My question is what to do about caching. I come from a LAMP background so I'm used to either writing static HTML files with PHP and serving those up to minimize MySQL load or using Memcached for sites that required a higher level of caching. This setup is a bit foreign to me.

Which is the most ideal as far as minimal response time and CPU load?

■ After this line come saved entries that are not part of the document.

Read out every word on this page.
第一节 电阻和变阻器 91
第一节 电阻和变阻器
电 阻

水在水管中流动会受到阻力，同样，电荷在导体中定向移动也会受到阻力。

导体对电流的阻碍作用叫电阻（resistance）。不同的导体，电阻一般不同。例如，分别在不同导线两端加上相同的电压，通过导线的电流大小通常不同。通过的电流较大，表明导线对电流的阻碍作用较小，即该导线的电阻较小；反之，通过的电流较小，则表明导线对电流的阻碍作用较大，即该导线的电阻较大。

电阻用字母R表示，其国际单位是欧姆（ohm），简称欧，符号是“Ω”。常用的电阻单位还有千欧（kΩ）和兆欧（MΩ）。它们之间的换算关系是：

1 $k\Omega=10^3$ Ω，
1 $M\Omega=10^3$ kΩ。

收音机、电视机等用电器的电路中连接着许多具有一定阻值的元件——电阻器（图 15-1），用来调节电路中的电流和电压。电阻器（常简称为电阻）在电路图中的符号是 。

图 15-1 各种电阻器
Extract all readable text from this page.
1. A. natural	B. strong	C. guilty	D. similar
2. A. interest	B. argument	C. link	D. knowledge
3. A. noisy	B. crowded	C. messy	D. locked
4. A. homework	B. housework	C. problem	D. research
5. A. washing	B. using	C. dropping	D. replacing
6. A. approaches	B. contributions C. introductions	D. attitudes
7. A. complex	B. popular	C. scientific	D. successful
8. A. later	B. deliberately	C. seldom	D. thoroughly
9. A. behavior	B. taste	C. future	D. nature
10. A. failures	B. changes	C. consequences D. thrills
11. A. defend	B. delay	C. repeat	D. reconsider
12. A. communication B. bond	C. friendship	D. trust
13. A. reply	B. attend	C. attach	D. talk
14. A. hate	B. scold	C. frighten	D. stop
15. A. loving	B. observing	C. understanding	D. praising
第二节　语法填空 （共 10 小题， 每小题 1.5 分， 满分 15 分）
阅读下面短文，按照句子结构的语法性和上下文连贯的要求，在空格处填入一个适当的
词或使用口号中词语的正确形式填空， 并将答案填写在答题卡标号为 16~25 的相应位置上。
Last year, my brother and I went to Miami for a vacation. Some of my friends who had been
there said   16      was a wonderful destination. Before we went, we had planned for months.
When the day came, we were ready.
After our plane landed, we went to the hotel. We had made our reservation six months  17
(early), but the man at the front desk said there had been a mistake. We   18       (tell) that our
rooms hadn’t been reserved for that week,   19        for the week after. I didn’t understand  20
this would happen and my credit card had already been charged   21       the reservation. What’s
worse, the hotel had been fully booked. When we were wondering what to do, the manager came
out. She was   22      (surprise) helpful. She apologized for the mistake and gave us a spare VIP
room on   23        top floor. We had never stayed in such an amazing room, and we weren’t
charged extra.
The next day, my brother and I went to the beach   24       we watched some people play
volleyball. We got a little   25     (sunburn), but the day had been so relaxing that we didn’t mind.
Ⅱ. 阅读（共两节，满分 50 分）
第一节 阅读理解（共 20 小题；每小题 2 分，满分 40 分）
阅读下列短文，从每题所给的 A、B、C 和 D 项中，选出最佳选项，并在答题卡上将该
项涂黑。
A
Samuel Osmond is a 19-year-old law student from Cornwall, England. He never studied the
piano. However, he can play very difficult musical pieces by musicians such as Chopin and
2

1: Page-level caching with NginX

Reference: http://andytson.com/blog/2010/04/page-level-caching-with-nginx/

server {
    listen            80;
    servername        mysite.com;

    proxy_set_header  X-Real-IP  $remote_addr;
    proxy_set_header  Host       $host;

    location / {
        proxy_pass    http://localhost:8080/;
        proxy_cache   anonymous;
    }

    # don't cache admin folder, send all requests through the proxy
    location /admin {
        proxy_pass    http://localhost:8080/;
    }

    # handle static files directly. Set their expiry time to max, so they'll
    # always use the browser cache after first request
    location ~* (css|js|png|jpe?g|gif|ico)$ {
        root          /var/www/${host}/http;
        expires       max;
    }
}


2: Redis as a cache bucket

The hash() function is the numbers() function on this page: http://jsperf.com/hashing-strings

function hash(str) {
    var res = 0,
        len = str.length;
    for (var i = 0; i < len; i++) {
        res = res * 31 + str.charCodeAt(i);
    }
    return res;
}

var apiUrl = 'https://www.myexternalapi.com/rest/someparam/someotherparam/?auth=3dfssd6s98d7f09s8df98sdef';
var key    = hash(apiUrl).toString(); // 1.8006908172911553e+136

myRedisClient.set(key,theJSONresponse, function(err) {...});


3: Node write JSON files

The hash() function is the numbers() function on this page: http://jsperf.com/hashing-strings

function hash(str) {
    var res = 0,
        len = str.length;
    for (var i = 0; i < len; i++) {
        res = res * 31 + str.charCodeAt(i);
    }
    return res;
}

var fs     = require('fs');
var apiUrl = 'https://www.myexternalapi.com/rest/someparam/someotherparam/?auth=3dfssd6s98d7f09s8df98sdef';
var key    = hash(apiUrl).toString(); // 1.8006908172911553e+136

fs.writeFile('/var/www/_cache/' + key + '.json', theJSONresponse, function(err) {...});


4: Varnish in front

I did some research and benchmarks like the ones shown on this site are leaning me away from this solution, but I'm still open to consider it if it makes the most sense: http://todsul.com/nginx-varnish

Answer

AlienWebguy picture AlienWebguy · Mar 21, 2013

I would do a combination, and use Redis to cache session user API calls that have a short TTL, and use Nginx to cache long term RESTless data and static assets. I wouldn't write JSON files as I imagine the file system IO would be the slowest and most CPU intensive of the options listed.